El horror no produce el mismo efecto inmediato que la grandiosidad de la naturaleza, pero también puede desembocar en la admiración y en la contemplación que, como ya he apuntado, son puertas de entrada a lo sublime y hasta lo sagrado. El encuentro con la faz desfigurada de Monchín lleva a Pirulo al espanto que repercute en un planteamiento filosófico sobre la realidad humana. Aunque distinto a los enfrentamiento con el mar y el huracán en la montaña, este encuentro con lo abyecto es también una muestra de lo sublime en la obra de Marqués.

Los ejemplos que ofrezco del empleo de la estética de lo sublime en la novela son, para mí, claros y contundentes.
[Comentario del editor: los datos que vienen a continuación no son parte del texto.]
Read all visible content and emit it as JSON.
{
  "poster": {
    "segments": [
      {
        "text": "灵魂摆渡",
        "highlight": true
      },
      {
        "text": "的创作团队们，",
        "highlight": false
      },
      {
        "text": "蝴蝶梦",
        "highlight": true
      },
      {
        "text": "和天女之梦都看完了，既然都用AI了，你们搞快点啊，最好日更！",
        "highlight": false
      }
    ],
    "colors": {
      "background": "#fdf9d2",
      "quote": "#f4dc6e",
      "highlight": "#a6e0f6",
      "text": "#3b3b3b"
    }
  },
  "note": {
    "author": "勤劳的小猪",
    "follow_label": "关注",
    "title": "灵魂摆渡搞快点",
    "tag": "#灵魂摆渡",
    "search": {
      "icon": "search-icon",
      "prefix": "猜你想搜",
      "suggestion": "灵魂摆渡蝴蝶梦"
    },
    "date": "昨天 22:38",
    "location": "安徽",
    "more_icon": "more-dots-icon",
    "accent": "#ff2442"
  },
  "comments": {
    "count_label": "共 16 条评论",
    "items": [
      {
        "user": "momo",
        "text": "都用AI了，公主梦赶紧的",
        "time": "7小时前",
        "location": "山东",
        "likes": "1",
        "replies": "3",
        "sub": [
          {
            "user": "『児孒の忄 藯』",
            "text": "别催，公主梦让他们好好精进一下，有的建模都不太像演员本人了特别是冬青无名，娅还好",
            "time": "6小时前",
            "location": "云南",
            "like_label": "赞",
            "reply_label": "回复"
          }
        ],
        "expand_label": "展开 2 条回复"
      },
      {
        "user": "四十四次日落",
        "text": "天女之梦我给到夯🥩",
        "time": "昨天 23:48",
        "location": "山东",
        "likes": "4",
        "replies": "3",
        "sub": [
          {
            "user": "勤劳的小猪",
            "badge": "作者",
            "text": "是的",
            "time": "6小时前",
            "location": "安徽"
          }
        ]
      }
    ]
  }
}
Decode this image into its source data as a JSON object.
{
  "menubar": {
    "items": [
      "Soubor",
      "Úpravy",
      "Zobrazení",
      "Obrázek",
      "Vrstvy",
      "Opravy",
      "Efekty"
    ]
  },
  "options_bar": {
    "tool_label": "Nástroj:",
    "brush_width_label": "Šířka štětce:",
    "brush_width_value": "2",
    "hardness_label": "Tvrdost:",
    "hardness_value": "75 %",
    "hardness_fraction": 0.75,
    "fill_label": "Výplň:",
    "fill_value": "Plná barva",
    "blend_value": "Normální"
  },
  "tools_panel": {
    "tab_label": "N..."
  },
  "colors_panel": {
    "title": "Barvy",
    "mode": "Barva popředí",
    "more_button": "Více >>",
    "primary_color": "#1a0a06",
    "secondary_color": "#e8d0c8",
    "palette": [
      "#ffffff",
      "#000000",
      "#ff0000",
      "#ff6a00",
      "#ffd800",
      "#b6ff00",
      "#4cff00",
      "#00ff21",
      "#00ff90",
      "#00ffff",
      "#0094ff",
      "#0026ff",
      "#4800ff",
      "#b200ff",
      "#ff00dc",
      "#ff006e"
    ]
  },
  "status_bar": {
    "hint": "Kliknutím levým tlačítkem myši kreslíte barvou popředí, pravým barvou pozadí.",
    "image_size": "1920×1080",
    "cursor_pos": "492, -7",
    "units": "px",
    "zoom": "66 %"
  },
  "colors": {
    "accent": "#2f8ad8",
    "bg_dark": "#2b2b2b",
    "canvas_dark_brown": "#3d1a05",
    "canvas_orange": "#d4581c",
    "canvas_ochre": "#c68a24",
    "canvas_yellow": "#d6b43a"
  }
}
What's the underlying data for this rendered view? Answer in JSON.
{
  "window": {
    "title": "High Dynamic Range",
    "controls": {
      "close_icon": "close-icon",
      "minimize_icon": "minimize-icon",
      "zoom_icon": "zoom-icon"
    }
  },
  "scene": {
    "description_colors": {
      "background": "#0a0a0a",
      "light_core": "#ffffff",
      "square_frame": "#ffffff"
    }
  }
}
Por ello propongo una lectura de la obra donde se examinen en mayor detalle estas manifestaciones. Les abro la puerta a otros investigadores para que continúen la exploración de este tema. Sólo quiero advertirle a quien se disponga a seguir esa ruta que lo sublime en general y en esta novela en particular está directamente unido a un fuerte sentimiento romántico. Y por romántico no entiendo el conjunto de clisés que circularon en el siglo XIX entre escritores menores que no entendieron el verdadero sentido de esa estética y ese pensamiento, sino el profundo sentido de los mismos que, como muy bien ha señalado Octavio Paz, es la raíz de toda vanguardia, como tan claramente ha demostrado en Los hijos del limo (1974), y también de la religión más profunda porque es la religión sin religiones. “…[L]a experiencia de lo sagrado es una revelación de nuestra condición original…” (145) apunta Paz en su imprescindible El arco y la lira (1967). Y, como hemos visto, a lo sagrado se puede llegar por lo sublime.

Por ello La víspera del hombre es, sin que así lo parezca, una obra profundamente religiosa, pero de una religiosidad de radical origen romántico y que puede, por ello, desembocar hasta en el existencialismo ateo. Por ello, cuando Pirulo se enfrenta al mar, al huracán o a la cara de Monchín experimenta lo sublime y, así, experimenta también lo sagrado. Ante esa manifestaciones de lo sublime queda asombrado, sobrecogido, disminuido hasta el punto que reconoce su pequeñez frente a la magnitud de la naturaleza o al dolor de lo abyecto.

Quizás la intuición de esa gran lección fue lo que me atrajo a La víspera del hombre desde mi primera lectura y, por ello, he vivido con la novela y con mucha de la obra de Marqués de manera conflictiva, crítica pero siempre atenta y agradecida.